Over here what would be the customer acquisition cost and number of registered users, any data you provide on the omnichannel or the online?

Madhukar Gangadi

executive
#66

We don't spend any money on the customer acquisition. We stopped advertising for online. The way it works for us is people walk into a store they buy, there is sometimes they say -- and every store we basically tell them you can either buy online or offline. We give them the access out there and all, and every store has got a prominent thing, which says medplusmart.com is also available online and everything else. So that's how we acquire our customers. We did spend a little bit of money maybe June, July, but I don't think anything much has been spend in the last quarter results on online acquisition.

Ritesh Rathod

analyst
#67

But we have this data of registered users or active users or membership users, anyway you track it?

Madhukar Gangadi

executive
#68

We track all of those. Happy to send that across to you.

Operator

operator
#69

The next question is from the line of Pathanjali Srinivasan from Mirabilis Investment Trust.

Pathanjali Srinivasan

analyst
#70

Sir, the first thing I'd like to know is that your gross margins have kind of gone up compared to the last year but I am not able to understand correctly whether it's because of your increase in private label or is it because the branded pharma has also picked up comparatively?

Madhukar Gangadi

executive
#71

Branded pharma picking up does not really increase the margin very much because the incoming margins have been more or less same and we are actually seeing that more and more people are now going above 1,000 and actually getting a slightly higher discount. So I don't think it is because of that. On the other hand, private label has gone up especially for medicines out there and it has actually gone up from 10% to 12% overall price levels with the medicines alone going up from 5.5% something like that to 7% or more.

Pathanjali Srinivasan

analyst
#72

Previously you are saying of 10%, 5.5% was only medicines and now it's gone up to 7.5%?

Madhukar Gangadi

executive
#73

That's right.

Pathanjali Srinivasan

analyst
#74

One more thing.
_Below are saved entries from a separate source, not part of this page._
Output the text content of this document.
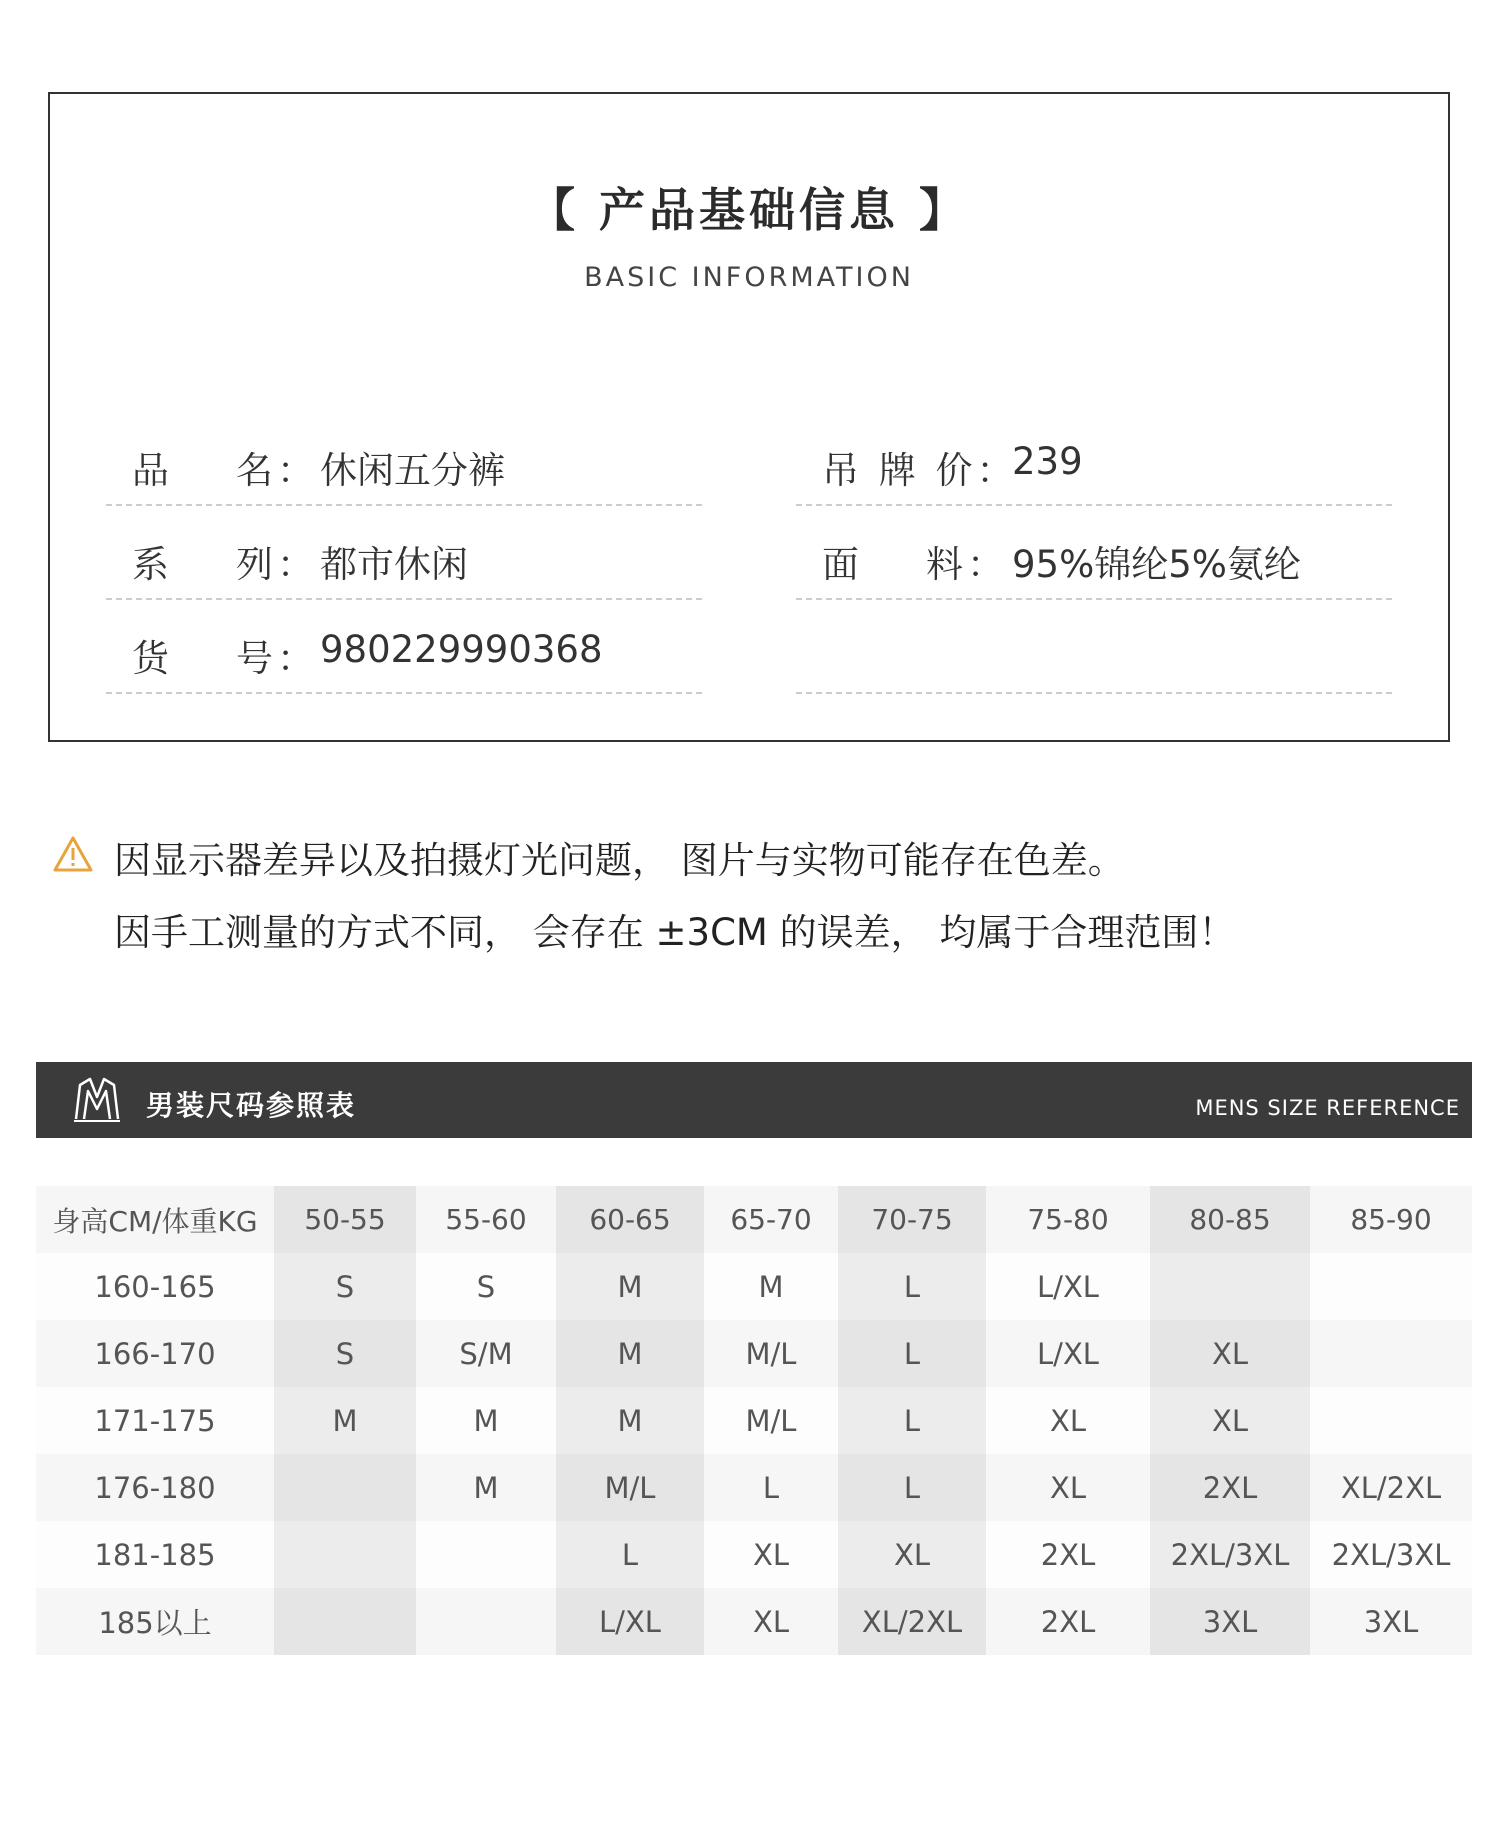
【 产品基础信息 】
BASIC INFORMATION
品    名： 休闲五分裤	吊 牌 价：
239
系    列： 都市休闲	面    料： 95%锦纶5%氨纶
货    号： 980229990368
因显示器差异以及拍摄灯光问题， 图片与实物可能存在色差。
因手工测量的方式不同， 会存在 ±3CM 的误差， 均属于合理范围！
男装尺码参照表	MENS SIZE REFERENCE
身高CM/体重KG	50-55	55-60	60-65	65-70	70-75	75-80	80-85	85-90
160-165	S	S	M	M	L	L/XL		
166-170	S	S/M	M	M/L	L	L/XL	XL	
171-175	M	M	M	M/L	L	XL	XL	
176-180		M	M/L	L	L	XL	2XL	XL/2XL
181-185			L	XL	XL	2XL	2XL/3XL	2XL/3XL
185以上			L/XL	XL	XL/2XL	2XL	3XL	3XL
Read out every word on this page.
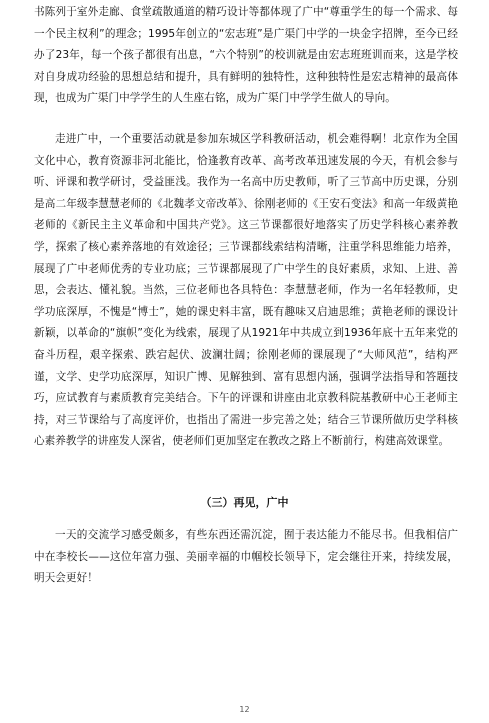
书陈列于室外走廊、食堂疏散通道的精巧设计等都体现了广中“尊重学生的每一个需求、每一个民主权利”的理念；1995年创立的“宏志班”是广渠门中学的一块金字招牌，至今已经办了23年，每一个孩子都很有出息，“六个特别”的校训就是由宏志班班训而来，这是学校对自身成功经验的思想总结和提升，具有鲜明的独特性，这种独特性是宏志精神的最高体现，也成为广渠门中学学生的人生座右铭，成为广渠门中学学生做人的导向。

走进广中，一个重要活动就是参加东城区学科教研活动，机会难得啊！北京作为全国文化中心，教育资源非河北能比，恰逢教育改革、高考改革迅速发展的今天，有机会参与听、评课和教学研讨，受益匪浅。我作为一名高中历史教师，听了三节高中历史课，分别是高二年级李慧慧老师的《北魏孝文帝改革》、徐刚老师的《王安石变法》和高一年级黄艳老师的《新民主主义革命和中国共产党》。这三节课都很好地落实了历史学科核心素养教学，探索了核心素养落地的有效途径；三节课都线索结构清晰，注重学科思维能力培养，展现了广中老师优秀的专业功底；三节课都展现了广中学生的良好素质，求知、上进、善思，会表达、懂礼貌。当然，三位老师也各具特色：李慧慧老师，作为一名年轻教师，史学功底深厚，不愧是“博士”，她的课史料丰富，既有趣味又启迪思维；黄艳老师的课设计新颖，以革命的“旗帜”变化为线索，展现了从1921年中共成立到1936年底十五年来党的奋斗历程，艰辛探索、跌宕起伏、波澜壮阔；徐刚老师的课展现了“大师风范”，结构严谨，文学、史学功底深厚，知识广博、见解独到、富有思想内涵，强调学法指导和答题技巧，应试教育与素质教育完美结合。下午的评课和讲座由北京教科院基教研中心王老师主持，对三节课给与了高度评价，也指出了需进一步完善之处；结合三节课所做历史学科核心素养教学的讲座发人深省，使老师们更加坚定在教改之路上不断前行，构建高效课堂。

（三）再见，广中

一天的交流学习感受颇多，有些东西还需沉淀，囿于表达能力不能尽书。但我相信广中在李校长——这位年富力强、美丽幸福的巾帼校长领导下，定会继往开来，持续发展，明天会更好！

12
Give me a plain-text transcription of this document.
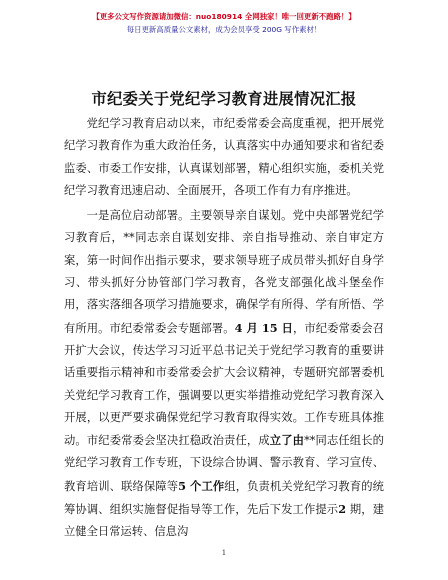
【更多公文写作资源请加微信：nuo180914 全网独家！唯一回更新不跑路！】
每日更新高质量公文素材，成为会员享受 200G 写作素材！
市纪委关于党纪学习教育进展情况汇报

党纪学习教育启动以来，市纪委常委会高度重视，把开展党纪学习教育作为重大政治任务，认真落实中办通知要求和省纪委监委、市委工作安排，认真谋划部署，精心组织实施，委机关党纪学习教育迅速启动、全面展开，各项工作有力有序推进。

一是高位启动部署。主要领导亲自谋划。党中央部署党纪学习教育后，**同志亲自谋划安排、亲自指导推动、亲自审定方案，第一时间作出指示要求，要求领导班子成员带头抓好自身学习、带头抓好分协管部门学习教育，各党支部强化战斗堡垒作用，落实落细各项学习措施要求，确保学有所得、学有所悟、学有所用。市纪委常委会专题部署。4 月 15 日，市纪委常委会召开扩大会议，传达学习习近平总书记关于党纪学习教育的重要讲话重要指示精神和市委常委会扩大会议精神，专题研究部署委机关党纪学习教育工作，强调要以更实举措推动党纪学习教育深入开展，以更严要求确保党纪学习教育取得实效。工作专班具体推动。市纪委常委会坚决扛稳政治责任，成立了由**同志任组长的党纪学习教育工作专班，下设综合协调、警示教育、学习宣传、教育培训、联络保障等5 个工作组，负责机关党纪学习教育的统筹协调、组织实施督促指导等工作，先后下发工作提示2 期，建立健全日常运转、信息沟

1
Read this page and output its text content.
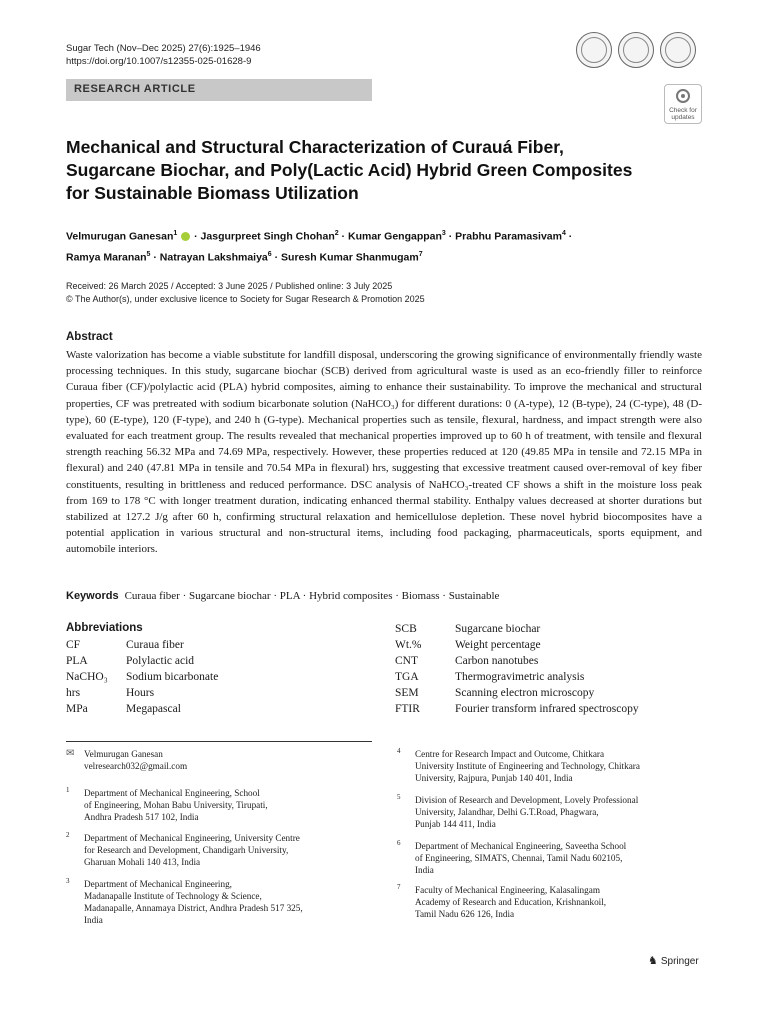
Sugar Tech (Nov–Dec 2025) 27(6):1925–1946
https://doi.org/10.1007/s12355-025-01628-9
RESEARCH ARTICLE
Check for
updates
Mechanical and Structural Characterization of Curauá Fiber,
Sugarcane Biochar, and Poly(Lactic Acid) Hybrid Green Composites
for Sustainable Biomass Utilization
Velmurugan Ganesan$^1$  · Jasgurpreet Singh Chohan$^2$ · Kumar Gengappan$^3$ · Prabhu Paramasivam$^4$ ·
Ramya Maranan$^5$ · Natrayan Lakshmaiya$^6$ · Suresh Kumar Shanmugam$^7$
Received: 26 March 2025 / Accepted: 3 June 2025 / Published online: 3 July 2025
© The Author(s), under exclusive licence to Society for Sugar Research & Promotion 2025
Abstract
Waste valorization has become a viable substitute for landfill disposal, underscoring the growing significance of environmentally friendly waste processing techniques. In this study, sugarcane biochar (SCB) derived from agricultural waste is used as an eco-friendly filler to reinforce Curaua fiber (CF)/polylactic acid (PLA) hybrid composites, aiming to enhance their sustainability. To improve the mechanical and structural properties, CF was pretreated with sodium bicarbonate solution (NaHCO₃) for different durations: 0 (A-type), 12 (B-type), 24 (C-type), 48 (D-type), 60 (E-type), 120 (F-type), and 240 h (G-type). Mechanical properties such as tensile, flexural, hardness, and impact strength were also evaluated for each treatment group. The results revealed that mechanical properties improved up to 60 h of treatment, with tensile and flexural strength reaching 56.32 MPa and 74.69 MPa, respectively. However, these properties reduced at 120 (49.85 MPa in tensile and 72.15 MPa in flexural) and 240 (47.81 MPa in tensile and 70.54 MPa in flexural) hrs, suggesting that excessive treatment caused over-removal of key fiber constituents, resulting in brittleness and reduced performance. DSC analysis of NaHCO₃-treated CF shows a shift in the moisture loss peak from 169 to 178 °C with longer treatment duration, indicating enhanced thermal stability. Enthalpy values decreased at shorter durations but stabilized at 127.2 J/g after 60 h, confirming structural relaxation and hemicellulose depletion. These novel hybrid biocomposites have a potential application in various structural and non-structural items, including food packaging, pharmaceuticals, sports equipment, and automobile interiors.
Keywords Curaua fiber · Sugarcane biochar · PLA · Hybrid composites · Biomass · Sustainable
Abbreviations
CF	Curaua fiber
PLA	Polylactic acid
NaCHO₃ Sodium bicarbonate
hrs	Hours
MPa	Megapascal
SCB	Sugarcane biochar
Wt.%	Weight percentage
CNT	Carbon nanotubes
TGA	Thermogravimetric analysis
SEM	Scanning electron microscopy
FTIR	Fourier transform infrared spectroscopy
✉ Velmurugan Ganesan
velresearch032@gmail.com
1 Department of Mechanical Engineering, School
of Engineering, Mohan Babu University, Tirupati,
Andhra Pradesh 517 102, India
2 Department of Mechanical Engineering, University Centre
for Research and Development, Chandigarh University,
Gharuan Mohali 140 413, India
3 Department of Mechanical Engineering,
Madanapalle Institute of Technology & Science,
Madanapalle, Annamaya District, Andhra Pradesh 517 325,
India
4 Centre for Research Impact and Outcome, Chitkara
University Institute of Engineering and Technology, Chitkara
University, Rajpura, Punjab 140 401, India
5 Division of Research and Development, Lovely Professional
University, Jalandhar, Delhi G.T.Road, Phagwara,
Punjab 144 411, India
6 Department of Mechanical Engineering, Saveetha School
of Engineering, SIMATS, Chennai, Tamil Nadu 602105,
India
7 Faculty of Mechanical Engineering, Kalasalingam
Academy of Research and Education, Krishnankoil,
Tamil Nadu 626 126, India
♞ Springer
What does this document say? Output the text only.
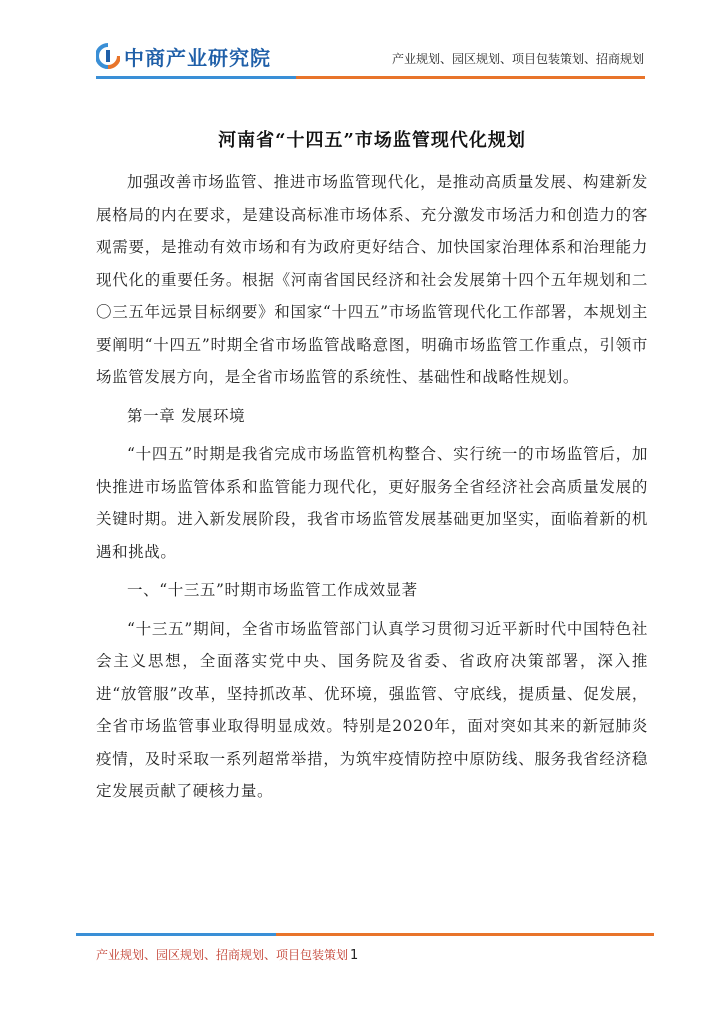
中商产业研究院	产业规划、园区规划、项目包装策划、招商规划
河南省“十四五”市场监管现代化规划

加强改善市场监管、推进市场监管现代化，是推动高质量发展、构建新发展格局的内在要求，是建设高标准市场体系、充分激发市场活力和创造力的客观需要，是推动有效市场和有为政府更好结合、加快国家治理体系和治理能力现代化的重要任务。根据《河南省国民经济和社会发展第十四个五年规划和二〇三五年远景目标纲要》和国家“十四五”市场监管现代化工作部署，本规划主要阐明“十四五”时期全省市场监管战略意图，明确市场监管工作重点，引领市场监管发展方向，是全省市场监管的系统性、基础性和战略性规划。

第一章 发展环境

“十四五”时期是我省完成市场监管机构整合、实行统一的市场监管后，加快推进市场监管体系和监管能力现代化，更好服务全省经济社会高质量发展的关键时期。进入新发展阶段，我省市场监管发展基础更加坚实，面临着新的机遇和挑战。

一、“十三五”时期市场监管工作成效显著

“十三五”期间，全省市场监管部门认真学习贯彻习近平新时代中国特色社会主义思想，全面落实党中央、国务院及省委、省政府决策部署，深入推进“放管服”改革，坚持抓改革、优环境，强监管、守底线，提质量、促发展，全省市场监管事业取得明显成效。特别是2020年，面对突如其来的新冠肺炎疫情，及时采取一系列超常举措，为筑牢疫情防控中原防线、服务我省经济稳定发展贡献了硬核力量。

产业规划、园区规划、招商规划、项目包装策划 1
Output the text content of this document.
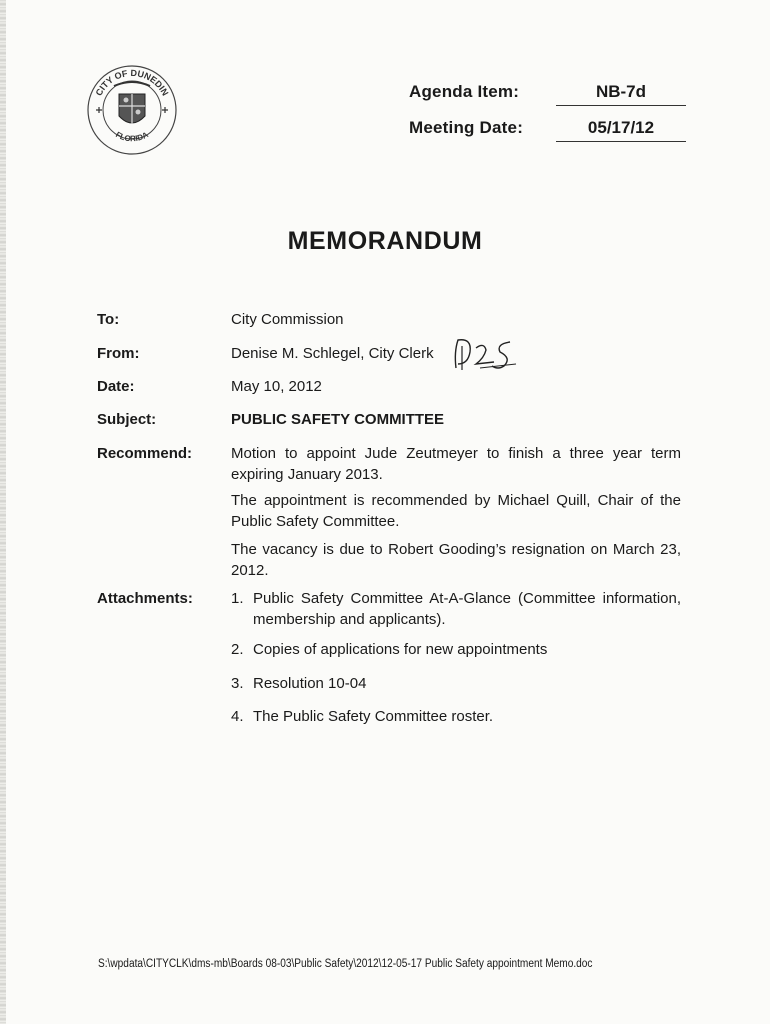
CITY OF DUNEDIN
FLORIDA
Agenda Item:	NB-7d
Meeting Date:	05/17/12
MEMORANDUM
To:	City Commission
From:	Denise M. Schlegel, City Clerk
Date:	May 10, 2012
Subject:	PUBLIC SAFETY COMMITTEE
Recommend:	Motion to appoint Jude Zeutmeyer to finish a three year term expiring January 2013.
The appointment is recommended by Michael Quill, Chair of the Public Safety Committee.
The vacancy is due to Robert Gooding’s resignation on March 23, 2012.
Attachments:	1. Public Safety Committee At-A-Glance (Committee information, membership and applicants).
2. Copies of applications for new appointments
3. Resolution 10-04
4. The Public Safety Committee roster.
S:\wpdata\CITYCLK\dms-mb\Boards 08-03\Public Safety\2012\12-05-17 Public Safety appointment Memo.doc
You have previously mentioned like there was not much benefit we got because of COVID because some segments like operations related medicines and all of that we were not selling because all the surgeries and all had come to a standstill. Has that part of the business picked up in this quarter?

Madhukar Gangadi

executive
#75

So I think business is coming back to normal. Although I must say that January was not normal at all. But slowly just coming back people are going back to regular consultations and are visiting the pharmacies and everything else, and that's one other reason also why you see a small dip in the overall online customers also. People are now happy coming outside and basically going and buying.

Pathanjali Srinivasan

analyst
#76

Just one last question. Our online business, the share is kind of been little up and down because of COVID and all of that. But will our same stores sales go down or get affected because of this, how do you see that happening?

Madhukar Gangadi

executive
#77

We count it all as one. For us as far as we are concerned, whether it is online or offline, it goes into the stores, probably -- that is overall sales. Sales may go up or down in a store because of several reasons but it is not only about online, I would say.

Operator

operator
#78

Thank you very much. Ladies and gentlemen, we will take that as a last question. I now hand the conference over to the management for closing comments.

Madhukar Gangadi

executive
#79

Thanks, Neerav. Thanks, gentlemen, for taking the time to be on our first call. You can always get in touch with our Investor Relations team for any further questions and all. Otherwise, thank you and have a good day.

Operator

operator
#80

Thank you members of the management. Ladies and gentlemen, on behalf of MedPlus Health Services Limited, that concludes this conference. Thank you for joining us. You may now disconnect your lines.